Now, 360 homes are set to be built for the Sandleford Park West project which was approved by West Berkshire Council after a four-and-a-half hour meeting.

A packed council chamber saw residents, ward councillors and Newbury Town Council object to the proposal, particularly from the Say No To Sandleford campaign group.

Its spokesperson Mr Hammond said: “We are tired of being taken for granted by developers and council officers.

“We have been serially patronised throughout, and I doubt anything I say will make difference but it needs to be said.

“We don’t need another development – four substantial developments are being dumped on us at the same time.
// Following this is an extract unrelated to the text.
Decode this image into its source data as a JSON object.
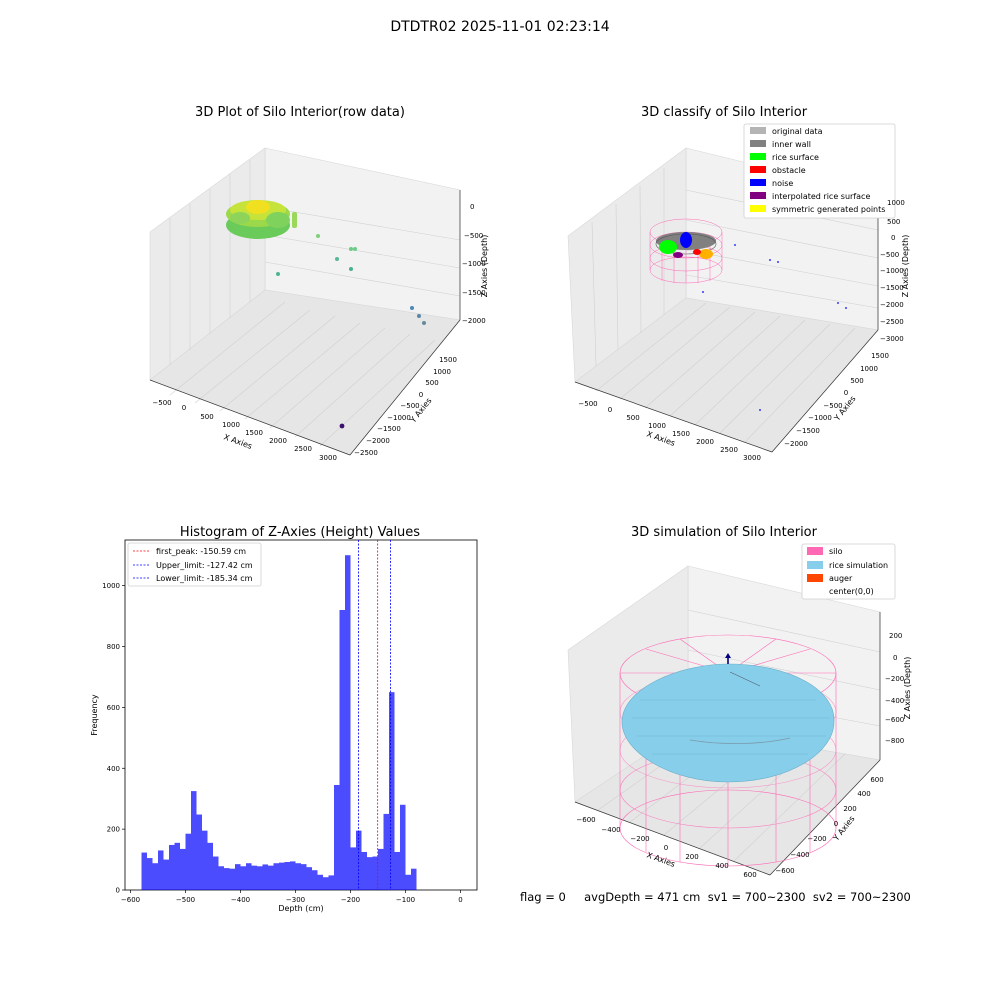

We are being taken for granted.”

He was referring to the 800 homes approved by the planning inspector at Sandleford Park East by Bloor Homes on appeal after the plans were rejected, plus the 270 at Wash Water and 75 more near Newbury College.

Reading Chronicle: The full development site for Sandleford Park south of Newbury, with the western development for 360 homes outlined in red.The full development site for Sandleford Park south of Newbury, with the western development for 360 homes outlined in red. (Image: Donnington New Homes)

Meanwhile, councillor Carolyn Culver (Green, Ridgeway) said: “The amount of traffic generated by two huge construction projects will cause a lot of disruption.”

Paul Dick (Con, Chieveley and Cold Ash) supported the proposal, saying there was a great need for new homes in Newbury as did Denise Gaines (Lib Dem, Hungerford and Kintbury) stating the ‘desperate’; need for affordable and social housing in the district.

READ MORE: West Berkshire Local Plan for over 3000 homes MUST go ahead, government rules 

A main bone of contention, other than fears of traffic chaos and danger to children at Park House and Falkland schools was the single access road at Warren Road which narrows to a pinch point and only allows for a single pedestrian pathway.

The officers stated that the road narrowing was there to slow traffic down.

David Marsh (Green, Wash Common) told the meeting the only reason the pinch point was being proposed was because the person whose house was on that section of the road does not want to sell their house, thus preventing the two-sided pavement being proposed.

“We live there and we see what the traffic is like,” he said.

“Residents feel badly let down.  There will be years of noise, disruption and traffic.

“Enough is surely enough.

“These big out-of-town developments are not green and not sustainable. Does West Berkshire even need this development?”

But the highways officers at the council said they had hired consultants to model traffic flow, and suggested that this would have all been considered when the site was allocated for strategic housing development back in 2012.

Paul Goddard, highways head, said: “I accept there will be much local concern about traffic on the Andover Road but this would have been considered when the core strategy was developed 12 years ago.”

He added that because the East and West sites were ‘separate’ developments, the access roads were proposed separately, but ultimately, both sites would have a total of four access roads.

“The two sites will join up… but will take six years for Bloor Homes to build it to the boundary of the Donnington New Homes site,” he added.

He said the modelling showed no significant impact on the area’s roads and recommended the application be approved.

Warren Road will be widened to allow for the Number 2 bus route to extend through both sites – once the link road is completed.

There will be a 20mph speed limit across the site with traffic calming measures, and around £15m has been allocated in the plans to expand the roads and roundabouts leading to the sites.

Newbury Town Council’s Roger Hunneman (Lib Dem, Wash Common) contested the highways officer’s optimism: “The view of the council has not changed.

“We have a strong view that despite proposed improvements it will cause unacceptable congestion on Andover Road.

“The junction is already chaotic at school times.

“Add in the effects of extra traffic joining can only add to road safety issues.

“Pick-up and drop-off happens on the road there.

“As a local town councillor we don’t have access too traffic modelling but we have access to a lot of residents who say this is a crazy place for access.”

The Sandleford Park West site has no school proposed, whereas there is a school proposed at the larger neighbouring site.

There are also no shops or amenities planned for the West site, prompting further fears from residents that traffic would also increase as people drove to the shops.

The applicant, Mark Norgate of Donnington New Homes, left his agents to do the talking at the meeting on Wednesday, April 24.

They said first show homes would be up by summer 2025 with 60 units a year built after that, completing in spring 2032.

Forty percent of the 360 homes will be ‘affordable’.

You can view the approved plans by typing reference 23/01585/OUTMAJ into West Berkshire Council's planning website.